In the year 2000, Dr. Eric Kandel receives the Nobel Prize in Medicine for his research leading to our understanding the molecular basis of memory. 

Columbia establishes the Neural Stem Cell Center to advance the role of cell-replacement therapies for treatment of Parkinson disease, Amyotrophic Lateral Sclerosis (ALS, Lou Gehrig's disease), stroke, and other disorders where the nervous system deteriorates because of injury or disease.

NIH awards Morris K. Udall Center for Parkinson's Disease Research to Dr. Stanley Fahn and Columbia. Dr. Fahn is renowned for his work in Parkinson's disease and movement disorders, including codirecting the first controlled surgical trial for fetal tissue transplantation for patients with advanced PD and participating in the development of rating scales for Parkinson's disease, dystonia, tremor, and Huntington's disease.

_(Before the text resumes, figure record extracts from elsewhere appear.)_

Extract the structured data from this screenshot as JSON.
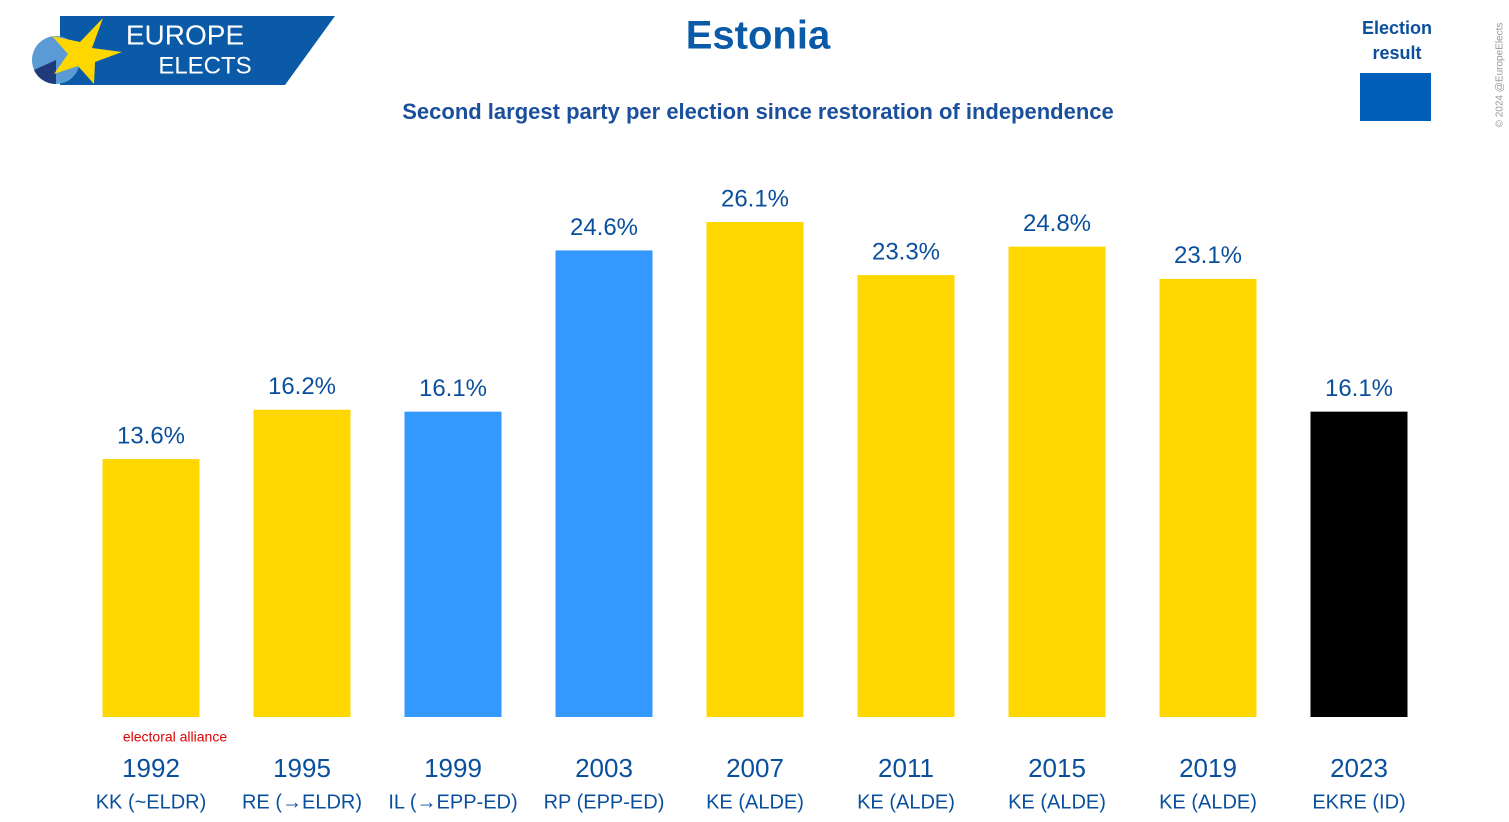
{
  "chart_data": {
    "type": "bar",
    "title": "Estonia",
    "subtitle": "Second largest party per election since restoration of independence",
    "logo": [
      "EUROPE",
      "ELECTS"
    ],
    "categories": [
      "1992",
      "1995",
      "1999",
      "2003",
      "2007",
      "2011",
      "2015",
      "2019",
      "2023"
    ],
    "parties": [
      "KK (~ELDR)",
      "RE (→ELDR)",
      "IL (→EPP-ED)",
      "RP (EPP-ED)",
      "KE (ALDE)",
      "KE (ALDE)",
      "KE (ALDE)",
      "KE (ALDE)",
      "EKRE (ID)"
    ],
    "values": [
      13.6,
      16.2,
      16.1,
      24.6,
      26.1,
      23.3,
      24.8,
      23.1,
      16.1
    ],
    "value_labels": [
      "13.6%",
      "16.2%",
      "16.1%",
      "24.6%",
      "26.1%",
      "23.3%",
      "24.8%",
      "23.1%",
      "16.1%"
    ],
    "colors": [
      "#ffd700",
      "#ffd700",
      "#3399ff",
      "#3399ff",
      "#ffd700",
      "#ffd700",
      "#ffd700",
      "#ffd700",
      "#000000"
    ],
    "annotation": "electoral alliance",
    "legend": {
      "name": "Election result",
      "color": "#005eb8"
    },
    "copyright": "© 2024 @EuropeElects"
  }
}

The Taub Institute for Alzheimer's Disease Research is established under the direction of Drs. Richard Mayeux and Michael Shelanski.  The Institute investigates methods for identifying individuals at risk for Alzheimer's disease and new therapies to prevent or delay disorders of the aging brain.

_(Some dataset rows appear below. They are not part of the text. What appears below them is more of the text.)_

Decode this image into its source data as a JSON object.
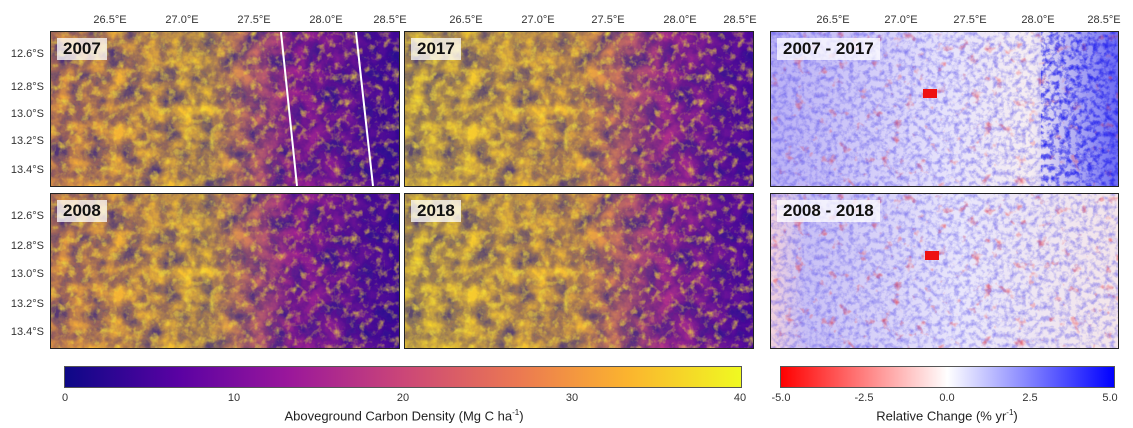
{
  "colors": {
    "density_scale": [
      "#0d0887",
      "#5b02a3",
      "#9a179b",
      "#cb4678",
      "#eb7852",
      "#fbb32f",
      "#f0f921"
    ],
    "change_scale": [
      "#ff0000",
      "#ffffff",
      "#0000ff"
    ]
  },
  "axes": {
    "lon_ticks": [
      "26.5°E",
      "27.0°E",
      "27.5°E",
      "28.0°E",
      "28.5°E"
    ],
    "lat_ticks": [
      "12.6°S",
      "12.8°S",
      "13.0°S",
      "13.2°S",
      "13.4°S"
    ]
  },
  "panels": {
    "p2007": "2007",
    "p2017": "2017",
    "p2008": "2008",
    "p2018": "2018",
    "d1": "2007 - 2017",
    "d2": "2008 - 2018"
  },
  "colorbar_density": {
    "ticks": [
      "0",
      "10",
      "20",
      "30",
      "40"
    ],
    "title_main": "Aboveground Carbon Density (Mg C ha",
    "title_sup": "-1",
    "title_end": ")"
  },
  "colorbar_change": {
    "ticks": [
      "-5.0",
      "-2.5",
      "0.0",
      "2.5",
      "5.0"
    ],
    "title_main": "Relative Change (% yr",
    "title_sup": "-1",
    "title_end": ")"
  }
}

Dr. Richard Axel receives the Nobel Price in Medicine in 2004 for studies defining the molecular basis of olfaction.

Drs. Salvatore Di Mauro, Stanley Fahn, Richard Mayeux and Lewis P. Rowland are elected to the Institute of Medicine. New members are chosen for their high standard of scientific integrity and for their major contributions to health and medicine or related fields. To date, 41 Columbia faculty have been elected to the Institute.

In March 2004, the Kavli Foundation announces a $7.5 million award to establish a Kavli Institute for Brain Science at Columbia University Medical Center (CUMC) under the leadership of Nobel Laureate Eric Kandel, M.D., University Professor of Psychiatry, Biochemistry, and Molecular Biophysiology. To date, the foundation has established nine Kavli Institutes internationally in the areas of neuroscience, cosmology, and nanoscience.

November 2005 - Columbia  establishes the Center for Motor Neuron Biology and Disease to accelerate the discovery of medical advances for SMA, a devastating disease that is the number one genetic killer of infants and toddlers.

February 2006 - Columbia University is awarded up to $15 million from the Spinal Muscular Atrophy (SMA) Foundation.  The grant funds activities by Columbia’s newly established Center for Motor Neuron Biology and Disease to accelerate the discovery of medical advances for SMA.

March 2006 - Columbia University President Lee C. Bollinger announces plans to  establish The Jerome L. Greene Science Center; a new research and teaching facility that will serve as the intellectual home for Columbia's expanding initiative in Mind, Brain and Behavior. The Center is made possible by a gift from Dawn M. Greene and the Jerome L. Greene Foundation, to honor her late  husband, Jerome L. Greene ( Columbia College '26, Columbia Law School '28),  a prominent New York lawyer, real estate investor and philanthropist. Currently valued at more than $200 million, the gift is the largest ever received by Columbia University. It is also the largest private gift received by any U.S.  university for the creation of a single facility. The Center will be led by  the renowned neurobiologist Dr. Thomas Jessell, and Nobel laureates Dr. Richard Axel and Dr. Eric Kandel.